The subject to which the censors were most sensitive, was of course, that of Daw Aung San Suu Kyi.




U Tin Maung Than & the writer Ju, 1996

U Tin Maung Than, a well-known Burmese writer and former editor of a Rangoon literary magazine told me this story fifteen years ago: once, at a loss for a inoffensive cover design, he had picked a picture that seemed to him to have no connection whatever with present day Burma: it was a photograph taken on the other side of the world and featured a penguin on an ice-floe.

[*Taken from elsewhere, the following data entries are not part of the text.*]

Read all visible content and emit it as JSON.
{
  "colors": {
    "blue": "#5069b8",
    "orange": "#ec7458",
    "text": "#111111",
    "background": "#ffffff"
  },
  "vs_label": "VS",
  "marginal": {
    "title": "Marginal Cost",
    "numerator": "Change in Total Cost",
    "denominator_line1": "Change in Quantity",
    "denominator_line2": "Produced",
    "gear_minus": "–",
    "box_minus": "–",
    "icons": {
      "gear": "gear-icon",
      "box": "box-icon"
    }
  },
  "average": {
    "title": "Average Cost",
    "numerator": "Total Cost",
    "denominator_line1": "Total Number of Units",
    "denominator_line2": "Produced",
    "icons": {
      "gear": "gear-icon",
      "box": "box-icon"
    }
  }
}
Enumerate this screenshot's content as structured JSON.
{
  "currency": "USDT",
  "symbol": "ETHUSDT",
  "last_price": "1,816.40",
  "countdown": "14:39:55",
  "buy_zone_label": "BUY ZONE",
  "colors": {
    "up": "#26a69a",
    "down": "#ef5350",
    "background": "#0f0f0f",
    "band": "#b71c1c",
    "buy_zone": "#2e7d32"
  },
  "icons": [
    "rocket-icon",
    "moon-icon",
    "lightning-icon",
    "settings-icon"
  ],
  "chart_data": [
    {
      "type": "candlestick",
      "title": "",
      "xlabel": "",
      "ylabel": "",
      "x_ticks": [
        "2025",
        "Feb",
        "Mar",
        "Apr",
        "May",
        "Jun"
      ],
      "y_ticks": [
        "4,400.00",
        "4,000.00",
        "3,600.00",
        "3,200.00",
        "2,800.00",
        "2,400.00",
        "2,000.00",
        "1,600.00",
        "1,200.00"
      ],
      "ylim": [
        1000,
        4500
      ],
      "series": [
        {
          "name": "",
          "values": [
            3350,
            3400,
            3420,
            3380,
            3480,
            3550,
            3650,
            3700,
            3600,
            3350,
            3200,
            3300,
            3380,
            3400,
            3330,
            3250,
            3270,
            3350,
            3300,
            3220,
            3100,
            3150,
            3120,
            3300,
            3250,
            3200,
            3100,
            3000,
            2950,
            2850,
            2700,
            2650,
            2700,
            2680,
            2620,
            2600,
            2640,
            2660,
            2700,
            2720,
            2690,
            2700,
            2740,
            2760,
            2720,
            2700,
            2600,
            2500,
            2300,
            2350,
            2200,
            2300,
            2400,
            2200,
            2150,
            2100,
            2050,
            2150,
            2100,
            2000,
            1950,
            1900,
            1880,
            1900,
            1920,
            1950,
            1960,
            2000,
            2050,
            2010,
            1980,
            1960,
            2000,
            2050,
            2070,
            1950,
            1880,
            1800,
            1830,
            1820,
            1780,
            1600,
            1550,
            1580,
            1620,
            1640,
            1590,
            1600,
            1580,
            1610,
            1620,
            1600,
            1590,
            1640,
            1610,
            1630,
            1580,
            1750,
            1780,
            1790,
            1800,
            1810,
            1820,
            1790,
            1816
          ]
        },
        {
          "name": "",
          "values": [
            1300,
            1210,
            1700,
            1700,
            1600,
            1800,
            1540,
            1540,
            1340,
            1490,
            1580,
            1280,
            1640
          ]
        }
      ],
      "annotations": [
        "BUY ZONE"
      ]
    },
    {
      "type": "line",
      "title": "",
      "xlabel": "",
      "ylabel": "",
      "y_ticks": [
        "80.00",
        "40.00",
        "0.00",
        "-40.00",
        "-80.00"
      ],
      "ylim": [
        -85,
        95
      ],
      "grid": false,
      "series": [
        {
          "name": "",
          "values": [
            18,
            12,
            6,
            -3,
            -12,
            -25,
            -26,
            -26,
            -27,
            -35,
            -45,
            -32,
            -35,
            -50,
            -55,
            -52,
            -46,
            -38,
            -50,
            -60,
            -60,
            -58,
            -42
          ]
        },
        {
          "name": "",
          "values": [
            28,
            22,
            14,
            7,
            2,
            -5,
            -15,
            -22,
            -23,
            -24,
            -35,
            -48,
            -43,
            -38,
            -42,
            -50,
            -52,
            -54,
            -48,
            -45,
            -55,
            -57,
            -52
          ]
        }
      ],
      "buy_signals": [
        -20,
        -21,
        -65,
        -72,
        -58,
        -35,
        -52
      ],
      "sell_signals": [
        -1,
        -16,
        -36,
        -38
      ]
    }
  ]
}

But even this was banned – the solitude of the penguin was interpreted by the censors as an oblique reference to the plight of Aung San Suu Kyi.







Daw Suu section, Yangon bookshop, 2012



(Today bookshops have entire sections devoted to Aung San Suu Kyi.)









On my earlier visits I had discussed the Press Scrutiny Board at great length with Yangon’s writers, editors and publishers. Their stories haunted me: I became fascinated with the workings, as it were, of the censorial mind. It seemed to me that the concerns of the Press Scrutiny Board revealed a great deal about institutions that seek to control the thoughts and words of others (and of course, such institutions exist everywhere, in different guises).

My publisher friend, U Tin Maung Than, had spent many nerve-racking hours with the censors, waiting for them to pass judgement on the proofs of his magazine. One day, in January 1997, I persuaded him to point out the building where he and his colleagues endured these ordeals.






Press Scrutiny Board, Yangon, 1996


At considerable danger to himself he led me past the gates of the Press Scrutiny Board’s office building, and I surreptitiously took this picture.









It was only very recently that the censors were unseated. In August this year, on the heels of many other dramatic changes, came the announcement that private publications would no longer be censored: .

But the Press Scrutiny Board still exists, and is still housed in the same building, although it now performs only a few routine functions. When I learnt that it was now possible for visitors to look around the building, I knew at once that I would have to go.